In research that also highlights Indigenous perspectives, Mashford-Pringle discusses Indigenous architecture as a way of promoting wellbeing in a paper entitled, “Mamwi Gidaanjitoomin/Together We Build It.”
“In modern, western society, dominated by scientific rationalism and capitalism, mainstream architecture has gradually lost its connection to place,” write Mashford-Pringle and her co-authors. “Whether we can foster a good relationship between humans and the environment is directly linked to how and where we design and construct our home structures… Indigenous traditional architecture is a great manifestation of Indigenous holistic ways of thinking and being… rooted in all relations being interconnected and interdependent, can provide valuable insights on how humans can rebuild the connection between people, environment, and architecture, which in turn promotes the well-being of all.”
In addition to using research as a tool for disseminating and legitimizing Indigenous perspectives in western academia, Mashford-Pringle has also developed the New Respect Indigenous Cultural Safety program with Dr.

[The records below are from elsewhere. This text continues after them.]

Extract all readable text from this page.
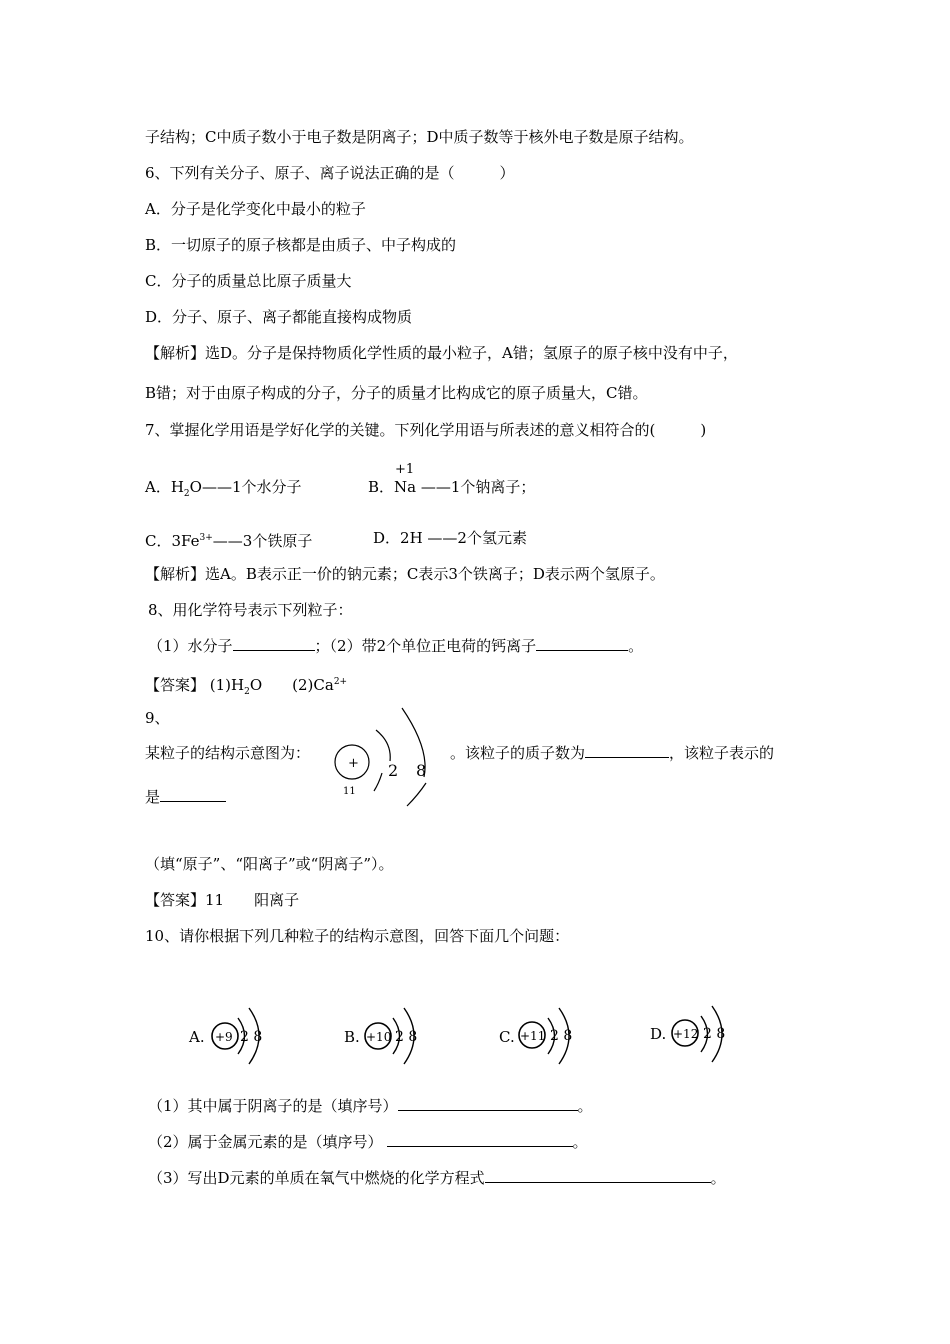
子结构；C中质子数小于电子数是阴离子；D中质子数等于核外电子数是原子结构。
6、下列有关分子、原子、离子说法正确的是（　　　）
A．分子是化学变化中最小的粒子
B．一切原子的原子核都是由质子、中子构成的
C．分子的质量总比原子质量大
D．分子、原子、离子都能直接构成物质
【解析】选D。分子是保持物质化学性质的最小粒子，A错；氢原子的原子核中没有中子，
B错；对于由原子构成的分子，分子的质量才比构成它的原子质量大，C错。
7、掌握化学用语是学好化学的关键。下列化学用语与所表述的意义相符合的(　　　)
A．$H_2O——1$个水分子
+1
B．Na ——1个钠离子；
C．$3Fe^{3+}——3$个铁原子	D．2H ——2个氢元素
【解析】选A。B表示正一价的钠元素；C表示3个铁离子；D表示两个氢原子。
8、用化学符号表示下列粒子：
（1）水分子	；（2）带2个单位正电荷的钙离子	。
【答案】 $(1)H_2O$　　$(2)Ca^{2+}$
9、
某粒子的结构示意图为：
+
11
2 8
。该粒子的质子数为	，该粒子表示的
是
（填“原子”、“阳离子”或“阴离子”）。
【答案】11　　阳离子
10、请你根据下列几种粒子的结构示意图，回答下面几个问题：
A. +9 2 8	B. +10 2 8	C. +11 2 8	D. +12 2 8
（1）其中属于阴离子的是（填序号）	。
（2）属于金属元素的是（填序号）	。
（3）写出D元素的单质在氧气中燃烧的化学方程式	。
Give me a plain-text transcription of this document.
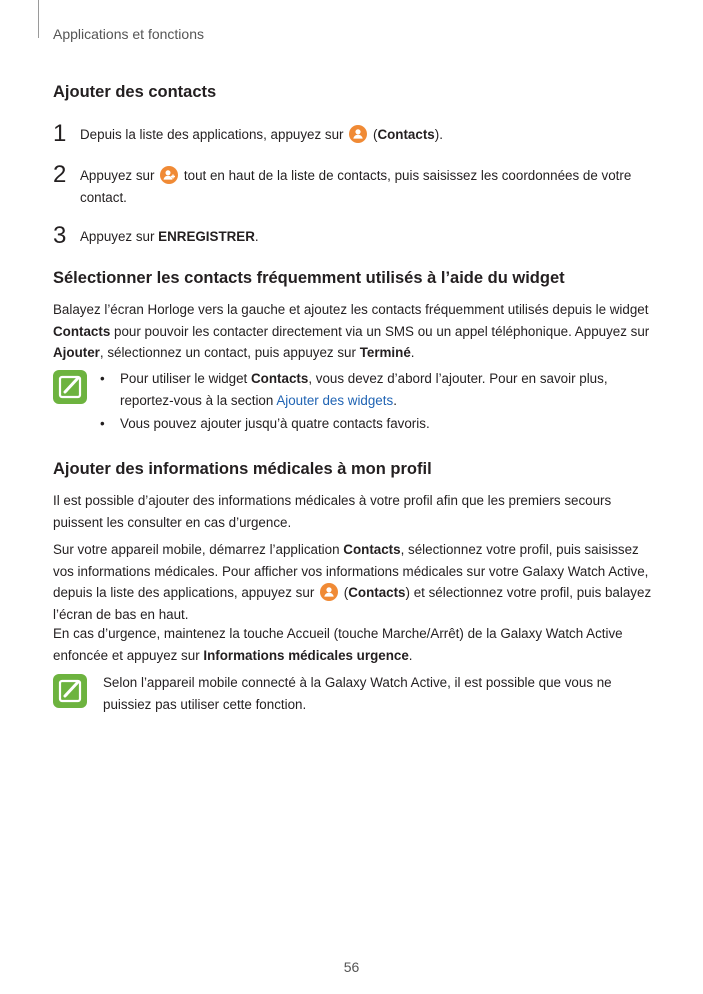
Applications et fonctions
Ajouter des contacts
1 Depuis la liste des applications, appuyez sur (Contacts).
2 Appuyez sur tout en haut de la liste de contacts, puis saisissez les coordonnées de votre contact.
3 Appuyez sur ENREGISTRER.
Sélectionner les contacts fréquemment utilisés à l’aide du widget
Balayez l’écran Horloge vers la gauche et ajoutez les contacts fréquemment utilisés depuis le widget Contacts pour pouvoir les contacter directement via un SMS ou un appel téléphonique. Appuyez sur Ajouter, sélectionnez un contact, puis appuyez sur Terminé.
• Pour utiliser le widget Contacts, vous devez d’abord l’ajouter. Pour en savoir plus, reportez-vous à la section Ajouter des widgets.
• Vous pouvez ajouter jusqu’à quatre contacts favoris.
Ajouter des informations médicales à mon profil
Il est possible d’ajouter des informations médicales à votre profil afin que les premiers secours puissent les consulter en cas d’urgence.
Sur votre appareil mobile, démarrez l’application Contacts, sélectionnez votre profil, puis saisissez vos informations médicales. Pour afficher vos informations médicales sur votre Galaxy Watch Active, depuis la liste des applications, appuyez sur (Contacts) et sélectionnez votre profil, puis balayez l’écran de bas en haut.
En cas d’urgence, maintenez la touche Accueil (touche Marche/Arrêt) de la Galaxy Watch Active enfoncée et appuyez sur Informations médicales urgence.
Selon l’appareil mobile connecté à la Galaxy Watch Active, il est possible que vous ne puissiez pas utiliser cette fonction.
56
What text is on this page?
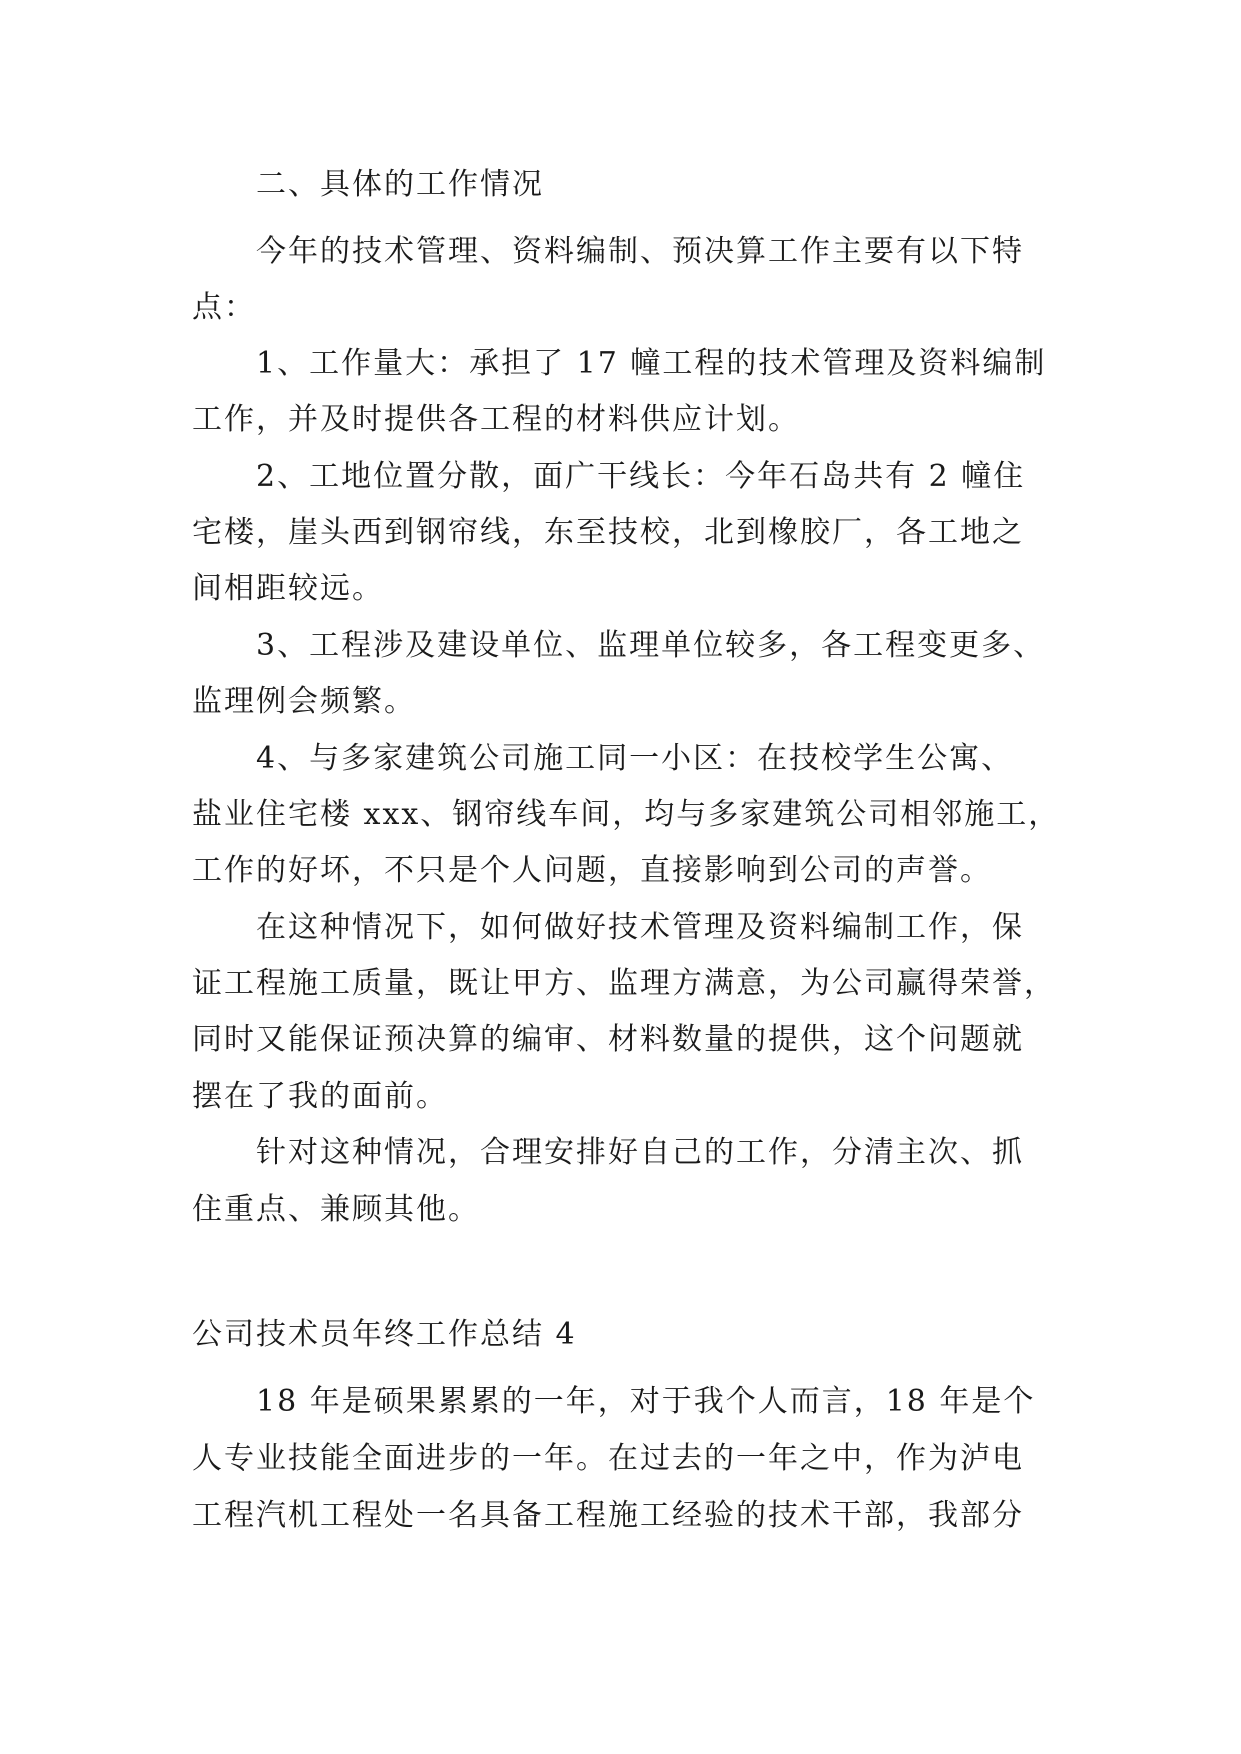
二、具体的工作情况
今年的技术管理、资料编制、预决算工作主要有以下特
点：
1、工作量大：承担了 17 幢工程的技术管理及资料编制
工作，并及时提供各工程的材料供应计划。
2、工地位置分散，面广干线长：今年石岛共有 2 幢住
宅楼，崖头西到钢帘线，东至技校，北到橡胶厂，各工地之
间相距较远。
3、工程涉及建设单位、监理单位较多，各工程变更多、
监理例会频繁。
4、与多家建筑公司施工同一小区：在技校学生公寓、
盐业住宅楼 xxx、钢帘线车间，均与多家建筑公司相邻施工，
工作的好坏，不只是个人问题，直接影响到公司的声誉。
在这种情况下，如何做好技术管理及资料编制工作，保
证工程施工质量，既让甲方、监理方满意，为公司赢得荣誉，
同时又能保证预决算的编审、材料数量的提供，这个问题就
摆在了我的面前。
针对这种情况，合理安排好自己的工作，分清主次、抓
住重点、兼顾其他。
公司技术员年终工作总结 4
18 年是硕果累累的一年，对于我个人而言，18 年是个
人专业技能全面进步的一年。在过去的一年之中，作为泸电
工程汽机工程处一名具备工程施工经验的技术干部，我部分
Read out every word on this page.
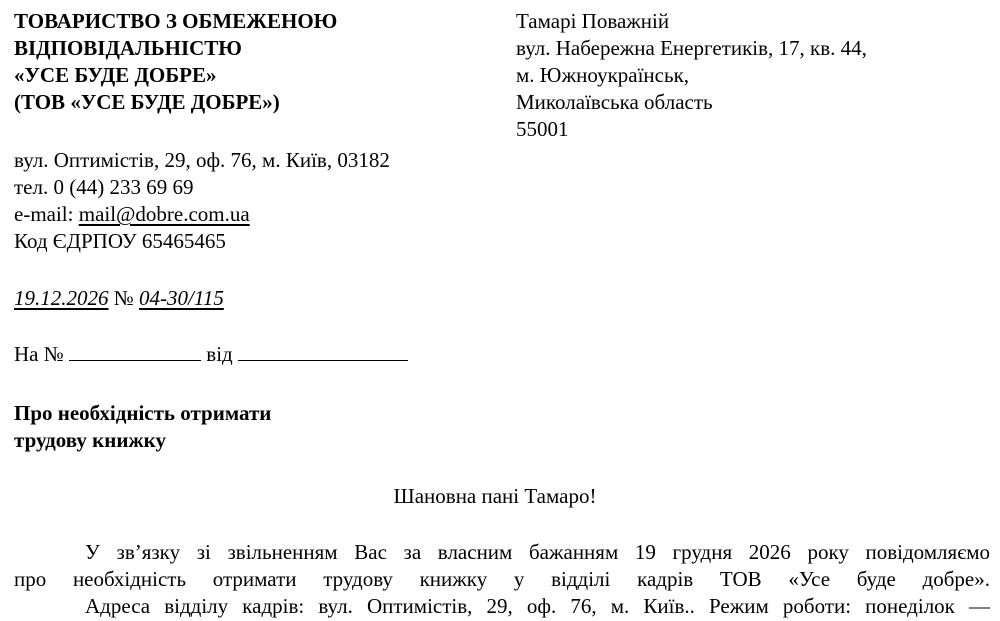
ТОВАРИСТВО З ОБМЕЖЕНОЮ
ВІДПОВІДАЛЬНІСТЮ
«УСЕ БУДЕ ДОБРЕ»
(ТОВ «УСЕ БУДЕ ДОБРЕ»)
вул. Оптимістів, 29, оф. 76, м. Київ, 03182
тел. 0 (44) 233 69 69
e-mail: mail@dobre.com.ua
Код ЄДРПОУ 65465465
Тамарі Поважній
вул. Набережна Енергетиків, 17, кв. 44,
м. Южноукраїнськ,
Миколаївська область
55001
19.12.2026 № 04-30/115
На №	від
Про необхідність отримати
трудову книжку
Шановна пані Тамаро!
У зв’язку зі звільненням Вас за власним бажанням 19 грудня 2026 року повідомляємо
про необхідність отримати трудову книжку у відділі кадрів ТОВ «Усе буде добре».
Адреса відділу кадрів: вул. Оптимістів, 29, оф. 76, м. Київ.. Режим роботи: понеділок —
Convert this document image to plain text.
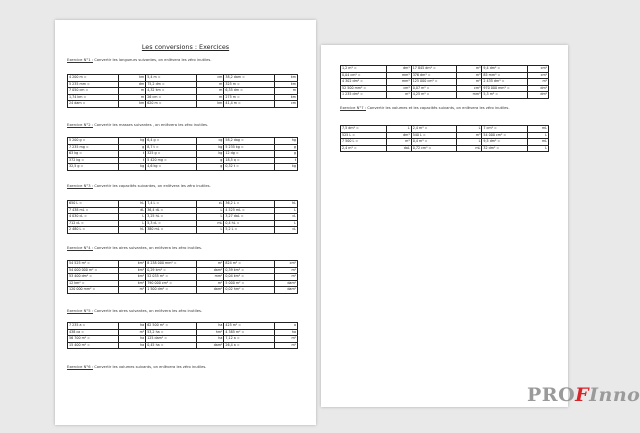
Les conversions : Exercices
Exercice N°1 : Convertir les longueurs suivantes, on enlèvera les zéro inutiles.
4 200 m =	km	5,4 m =	cm	38,2 dam =	km
5 235 mm =	dm	75,2 dm =	m	325 m =	km
7 050 cm =	m	4,32 km =	m	6,35 dm =	m
1,74 km =	m	26 cm =	m	275 m =	km
24 dam =	km	620 m =	km	41,4 m =	cm
Exercice N°2 : Convertir les masses suivantes , on enlèvera les zéro inutiles.
5 200 g =	kg	6,4 g =	cg	58,2 dag =	hg
7 235 mg =	g	8,7 t =	kg	5 235 kg =	g
63 kg =	t	325 g =	kg	12 dg =	g
372 kg =	t	5 420 mg =	g	18,5 q =	t
32,5 g =	kg	4,6 kg =	g	0,32 t =	kg
Exercice N°3 : Convertir les capacités suivantes, on enlèvera les zéro inutiles.
650 L =	hL	7,4 L =	cL	36,2 L =	hL
7 438 mL =	dL	36,4 dL =	L	4 525 mL =	L
4 030 cL =	L	3,25 hL =	L	3,27 daL =	cL
712 cL =	L	5,3 cL =	mL	0,4 hL =	L
2 480 L =	hL	380 mL =	L	5,2 L =	cL
Exercice N°4 : Convertir les aires suivantes, on enlèvera les zéro inutiles.
54 525 m² =	km²	8 238 000 mm² =	m²	824 m² =	cm²
54 000 000 m² =	km²	0,29 km² =	dam²	0,39 km² =	m²
53 400 dm² =	km²	52 035 m² =	mm²	0,04 km² =	m²
12 km² =	km²	790 000 cm² =	m²	5 000 m² =	dam²
120 000 mm² =	m²	1 500 dm² =	dam²	0,02 hm² =	dam²
Exercice N°5 : Convertir les aires suivantes, on enlèvera les zéro inutiles.
7 235 a =	ha	62 500 m² =	ha	425 m² =	a
438 ca =	m²	53,2 ha =	hm²	4 385 m² =	ha
56 700 m² =	ha	125 dam² =	ha	7,12 a =	m²
15 400 m² =	ha	0,45 ha =	dam²	26,4 a =	m²
Exercice N°6 : Convertir les volumes suivants, on enlèvera les zéro inutiles.
1,2 m³ =	dm³	17 845 dm³ =	m³	9,4 dm³ =	cm³
0,04 cm³ =	mm³	376 dm³ =	m³	85 mm³ =	cm³
4 302 dm³ =	mm³	125 000 cm³ =	m³	2 435 dm³ =	m³
52 500 mm³ =	cm³	0,07 m³ =	cm³	970 000 mm³ =	dm³
1 235 dm³ =	m³	4,25 m³ =	mm³	5,3 m³ =	dm³
Exercice N°7 : Convertir les volumes et les capacités suivants, on enlèvera les zéro inutiles.
7,5 dm³ =	L	2,4 m³ =	L	7 cm³ =	mL
525 L =	dm³	540 L =	m³	54 000 cm³ =	L
7 500 L =	m³	0,4 m³ =	L	9,5 dm³ =	mL
2,4 m³ =	daL	0,72 cm³ =	mL	32 dm³ =	L
PROFInno
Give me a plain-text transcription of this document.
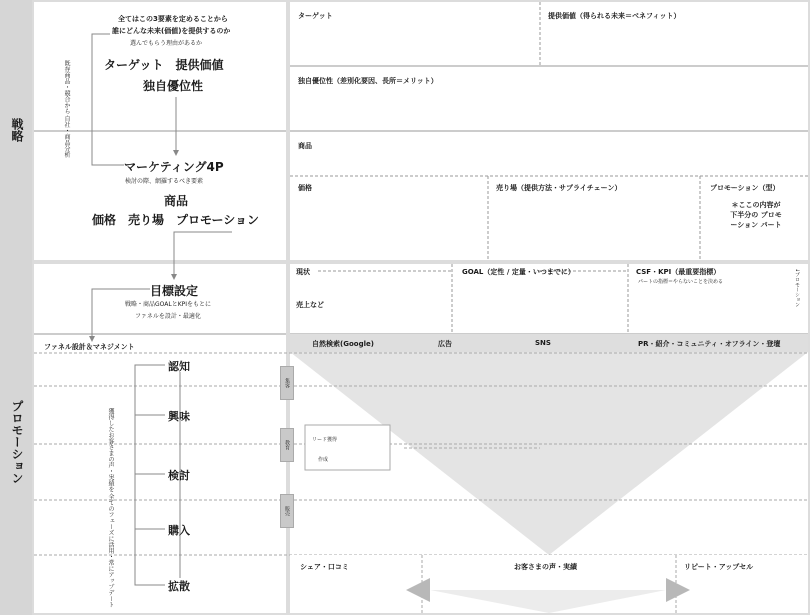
戦略
プロモーション
全てはこの3要素を定めることから
誰にどんな未来(価値)を提供するのか
選んでもらう理由があるか
既存商品・競合から 自社・商品分析	ターゲット　提供価値
独自優位性
マーケティング4P
検討の際、網羅するべき要素
商品
価格　売り場　プロモーション
目標設定
戦略・商品GOALとKPIをもとに
ファネルを設計・最適化
ファネル設計＆マネジメント
認知
興味
検討
購入
拡散
獲得したお客さまの声・実績を 全てのフェーズに活用・常にアップデート
ターゲット	提供価値（得られる未来＝ベネフィット）
独自優位性（差別化要因、長所＝メリット）
商品
価格	売り場（提供方法・サプライチェーン）	プロモーション（型）
＊ここの内容が 下半分の プロモーション パート
現状	GOAL（定性 / 定量・いつまでに）	CSF・KPI（最重要指標）
パートの指標＝やらないことを決める
売上など	↓プロモーション
自然検索(Google)	広告	SNS	PR・紹介・コミュニティ・オフライン・登壇
集客
教育
販売
リード獲得
作成
シェア・口コミ	お客さまの声・実績	リピート・アップセル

Debby Danard, DLSPH Post-Doctoral Fellow, and the AMP Lab team. The pilot of the program was provided to DLSPH, Factor-Inwentash Faculty of Social Work, Temerty Faculty of Medicine, and Lawrence S. Bloomberg Faculty of Nursing at the University of Toronto in early 2023. The online content provided participants with the opportunity to hear from Indigenous community members and Elders about their experiences in healthcare, social services, and education with a profession-specific module to assist with their chosen field.
This dedication to cultural safety is a foundational component of her research and as seen in the PRISMA scoping review “Indigenous Cultural Safety Training for Applied Health, Social Work, and Education Professionals.” As the senior author on the paper, she provides a broad synthesis of the academic literature on cultural safety training programs that are developed, implemented, and evaluated in the applied health, social work and education fields in Canada, the United States, Australia and New Zealand. The preliminary results of the pilot program are being drafted.
As Sterling Stutz, a SBHS PhD student and Research Officer of the AMP Lab at Waakebiness who has published with Mashford-Pringle, notes, “Some of what we’re doing in this work is making visible the disruptions that colonialism has caused… The solutions are not going to be within the colonial system. The solution is allowing the space to let Indigenous knowledge work.”